Over the past decade, Overdrive has tracked a decline in the length between pickup and delivery of the average owner-operator's load. With the last update, in 2018, the decrease in miles seemed tied to the growing uptake of electronic logging devices preceding the then-new ELD mandate. Yet the trend has in some ways continued into 2022, with a new survey indicating that, yet again, average length of haul seems to Overdrive readers to be dropping.

Compare the chart above -- which shows 52% of recent survey respondents seeing no change, 31% seeing shorter hauls, 12% longer -- to the 2018 Overdrive report that found 47% of haulers reporting similar haul length, 48% reporting shorter trips, and just 5% seeing longer runs. 

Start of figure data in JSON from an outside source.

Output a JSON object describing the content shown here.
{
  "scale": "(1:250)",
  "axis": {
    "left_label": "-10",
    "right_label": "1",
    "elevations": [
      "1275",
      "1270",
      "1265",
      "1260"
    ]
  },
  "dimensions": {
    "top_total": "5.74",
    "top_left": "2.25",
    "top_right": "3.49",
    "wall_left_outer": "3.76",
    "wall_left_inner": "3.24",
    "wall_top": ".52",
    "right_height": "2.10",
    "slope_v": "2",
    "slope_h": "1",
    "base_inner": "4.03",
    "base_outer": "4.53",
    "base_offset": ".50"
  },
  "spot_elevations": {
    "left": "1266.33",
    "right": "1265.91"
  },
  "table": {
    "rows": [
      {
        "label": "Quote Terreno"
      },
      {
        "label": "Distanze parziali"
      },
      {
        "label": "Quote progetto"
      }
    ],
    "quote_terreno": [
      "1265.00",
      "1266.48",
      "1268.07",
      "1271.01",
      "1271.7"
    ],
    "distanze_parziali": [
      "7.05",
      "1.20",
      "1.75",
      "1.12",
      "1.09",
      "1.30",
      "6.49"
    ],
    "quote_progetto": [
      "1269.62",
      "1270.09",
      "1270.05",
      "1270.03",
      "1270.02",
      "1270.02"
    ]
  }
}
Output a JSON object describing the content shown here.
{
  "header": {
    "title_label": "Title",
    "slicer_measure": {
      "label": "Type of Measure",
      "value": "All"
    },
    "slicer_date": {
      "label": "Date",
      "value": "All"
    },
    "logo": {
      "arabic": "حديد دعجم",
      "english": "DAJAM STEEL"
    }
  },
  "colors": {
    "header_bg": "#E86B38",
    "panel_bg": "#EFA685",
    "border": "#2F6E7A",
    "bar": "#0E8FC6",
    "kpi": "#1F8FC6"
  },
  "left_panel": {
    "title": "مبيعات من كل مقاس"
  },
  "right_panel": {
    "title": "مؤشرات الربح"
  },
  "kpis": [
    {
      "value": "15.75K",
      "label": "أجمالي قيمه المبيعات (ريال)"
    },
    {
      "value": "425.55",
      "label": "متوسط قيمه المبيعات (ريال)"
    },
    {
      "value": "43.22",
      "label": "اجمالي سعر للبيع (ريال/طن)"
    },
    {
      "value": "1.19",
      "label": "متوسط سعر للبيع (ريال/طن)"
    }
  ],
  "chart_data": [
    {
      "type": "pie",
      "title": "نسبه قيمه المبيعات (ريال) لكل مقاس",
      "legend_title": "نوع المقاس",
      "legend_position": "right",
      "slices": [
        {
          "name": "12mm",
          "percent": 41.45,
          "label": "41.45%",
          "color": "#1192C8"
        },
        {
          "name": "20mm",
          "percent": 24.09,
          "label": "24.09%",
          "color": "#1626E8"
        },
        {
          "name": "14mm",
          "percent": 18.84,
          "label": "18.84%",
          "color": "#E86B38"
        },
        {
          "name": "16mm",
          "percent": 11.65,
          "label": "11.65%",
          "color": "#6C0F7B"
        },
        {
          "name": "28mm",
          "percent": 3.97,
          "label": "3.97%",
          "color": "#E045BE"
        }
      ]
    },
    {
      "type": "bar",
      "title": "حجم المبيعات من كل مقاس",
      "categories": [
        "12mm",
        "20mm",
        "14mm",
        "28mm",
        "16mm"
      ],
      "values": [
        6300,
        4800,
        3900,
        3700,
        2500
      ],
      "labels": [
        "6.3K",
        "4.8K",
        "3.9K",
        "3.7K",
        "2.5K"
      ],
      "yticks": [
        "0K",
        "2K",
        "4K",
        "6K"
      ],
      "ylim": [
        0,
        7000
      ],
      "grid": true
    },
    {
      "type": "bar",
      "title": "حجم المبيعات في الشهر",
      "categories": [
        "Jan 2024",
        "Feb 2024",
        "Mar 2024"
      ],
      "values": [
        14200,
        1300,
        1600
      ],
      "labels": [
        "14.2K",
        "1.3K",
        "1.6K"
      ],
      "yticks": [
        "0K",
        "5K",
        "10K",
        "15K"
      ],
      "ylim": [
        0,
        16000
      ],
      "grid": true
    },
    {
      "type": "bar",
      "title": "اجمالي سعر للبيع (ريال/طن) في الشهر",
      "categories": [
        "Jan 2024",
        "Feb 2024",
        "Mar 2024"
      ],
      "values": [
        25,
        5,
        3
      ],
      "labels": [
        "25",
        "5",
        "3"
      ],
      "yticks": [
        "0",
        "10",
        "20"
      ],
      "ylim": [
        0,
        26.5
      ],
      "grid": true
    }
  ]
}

The strong trend through these surveys depicts a shrinking length of haul, and the graphic below exhibits exactly where operator sentiment lies in regard to that phenomenon. 

Today's owner-operators show only a slim plurality of preference for hauls between 250 and 450 miles, a trip within whose range sit runs that can be completed in a day (some with the return included). From there, preferences swing between short and long, with the shortest and longest ranges -- 1-100 miles and more than 1,000 miles -- ending up dead last in ranked preferences.